La Cattedrale di Siviglia per i suoi abitanti, (Cattedrale di Santa María de la Sede) è la chiesa più Grande del mondo, un tempio immenso che solo a guardarlo dall’esterno lascia esterrefatti. Secondo i calcoli moderni, che ne considerano il volume, supererebbe di gran lunga le due chiese di San Pietro a Roma e St Paul di Londra, un grande monumento eretto in nome della Vergine Maria nel XV secolo.

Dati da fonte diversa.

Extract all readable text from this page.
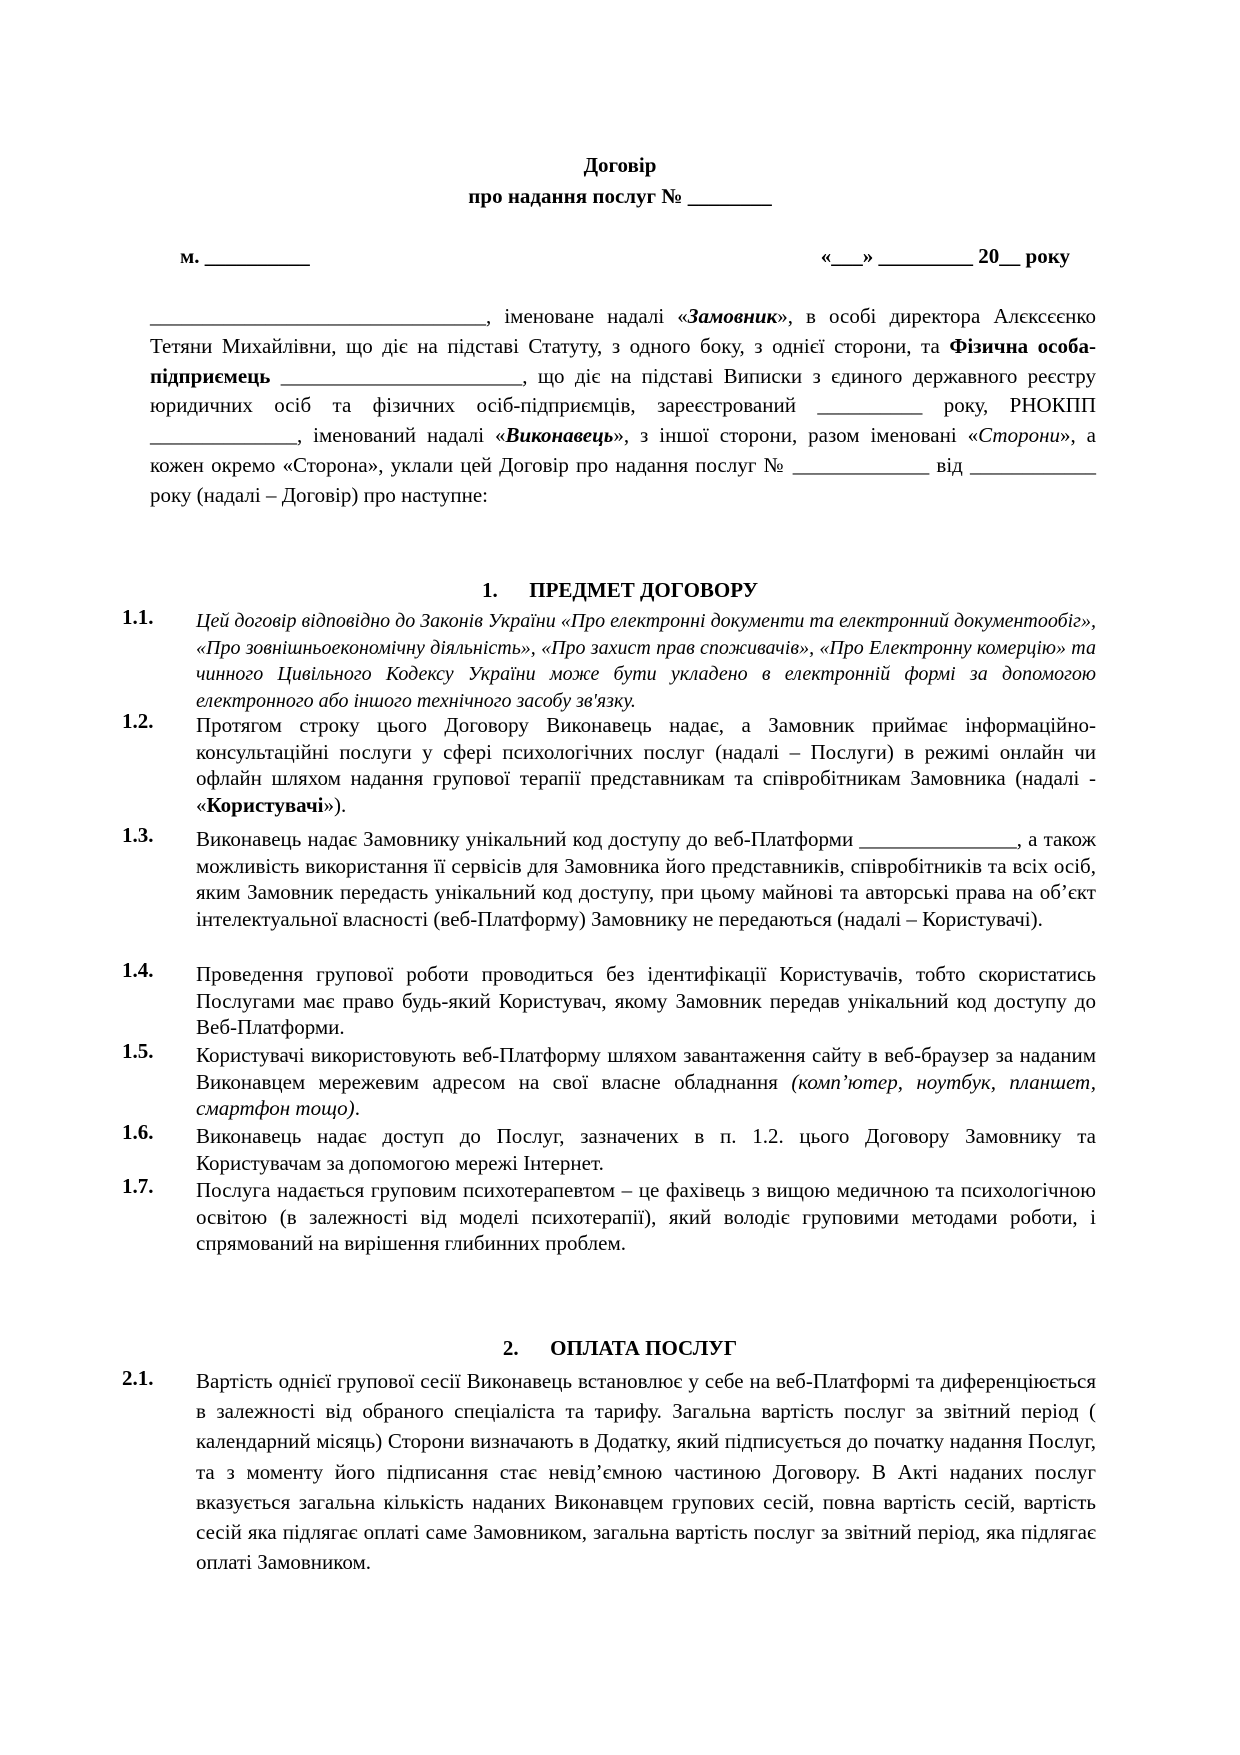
Договір
про надання послуг № ________
м. __________	«___» _________ 20__ року

________________________________, іменоване надалі «Замовник», в особі директора Алєксєєнко Тетяни Михайлівни, що діє на підставі Статуту, з одного боку, з однієї сторони, та Фізична особа-підприємець _______________________, що діє на підставі Виписки з єдиного державного реєстру юридичних осіб та фізичних осіб-підприємців, зареєстрований __________ року, РНОКПП ______________, іменований надалі «Виконавець», з іншої сторони, разом іменовані «Сторони», а кожен окремо «Сторона», уклали цей Договір про надання послуг № _____________ від ____________ року (надалі – Договір) про наступне:

1.      ПРЕДМЕТ ДОГОВОРУ
1.1.	Цей договір відповідно до Законів України «Про електронні документи та електронний документообіг», «Про зовнішньоекономічну діяльність», «Про захист прав споживачів», «Про Електронну комерцію» та чинного Цивільного Кодексу України може бути укладено в електронній формі за допомогою електронного або іншого технічного засобу зв'язку.
1.2.	Протягом строку цього Договору Виконавець надає, а Замовник приймає інформаційно-консультаційні послуги у сфері психологічних послуг (надалі – Послуги) в режимі онлайн чи офлайн шляхом надання групової терапії представникам та співробітникам Замовника (надалі - «Користувачі»).
1.3.	Виконавець надає Замовнику унікальний код доступу до веб-Платформи _______________, а також можливість використання її сервісів для Замовника його представників, співробітників та всіх осіб, яким Замовник передасть унікальний код доступу, при цьому майнові та авторські права на об’єкт інтелектуальної власності (веб-Платформу) Замовнику не передаються (надалі – Користувачі).
1.4.	Проведення групової роботи проводиться без ідентифікації Користувачів, тобто скористатись Послугами має право будь-який Користувач, якому Замовник передав унікальний код доступу до Веб-Платформи.
1.5.	Користувачі використовують веб-Платформу шляхом завантаження сайту в веб-браузер за наданим Виконавцем мережевим адресом на свої власне обладнання (комп’ютер, ноутбук, планшет, смартфон тощо).
1.6.	Виконавець надає доступ до Послуг, зазначених в п. 1.2. цього Договору Замовнику та Користувачам за допомогою мережі Інтернет.
1.7.	Послуга надається груповим психотерапевтом – це фахівець з вищою медичною та психологічною освітою (в залежності від моделі психотерапії), який володіє груповими методами роботи, і спрямований на вирішення глибинних проблем.
2.      ОПЛАТА ПОСЛУГ
2.1.	Вартість однієї групової сесії Виконавець встановлює у себе на веб-Платформі та диференціюється в залежності від обраного спеціаліста та тарифу. Загальна вартість послуг за звітний період ( календарний місяць) Сторони визначають в Додатку, який підписується до початку надання Послуг, та з моменту його підписання стає невід’ємною частиною Договору. В Акті наданих послуг вказується загальна кількість наданих Виконавцем групових сесій, повна вартість сесій, вартість сесій яка підлягає оплаті саме Замовником, загальна вартість послуг за звітний період, яка підлягає оплаті Замовником.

La chiesa di Siviglia sorse sopra le fondamenta di un precedente tempio religioso, non cristiano bensì musulmano: della grande moschea degli almohadi rimane oggi solo l’antico minareto, la splendida Torre della Giralda. I lavori dell’attuale costruzione iniziarono nel 1403 con lo scopo, da parte dei canonici di Siviglia dell’epoca, di “fare impazzire dallo stupore chi la vede“, come è stato raccolto nella tradizione popolare orale di Siviglia. Quella “benedetta” follia fu consacrata come cattedrale nel 1507, diventando, fino alla costruzione di San Pietro a Roma, la più grande chiesa della cristianità del mondo.

Flamenco

La magnifica Plaza de Espana è uno degli spazi architettonici più spettacolari della città e dell’architettura neo-moresca. La piazza è situata all’interno del Parco di María Luisa, la sua entrata è molto vicina alla rotonda del Cid Campeador, esattamente di fronte all’antica Reale Fabbrica di Tabacco.
La parte nuova è situata sull’isola Cartuja, collegata alla città vecchia dallo splendido Ponte de la Barqueta.
La vita notturna si svolge nei d’intorni della cattedrale, nella zona di Triana e sul lungofiume della via Betis.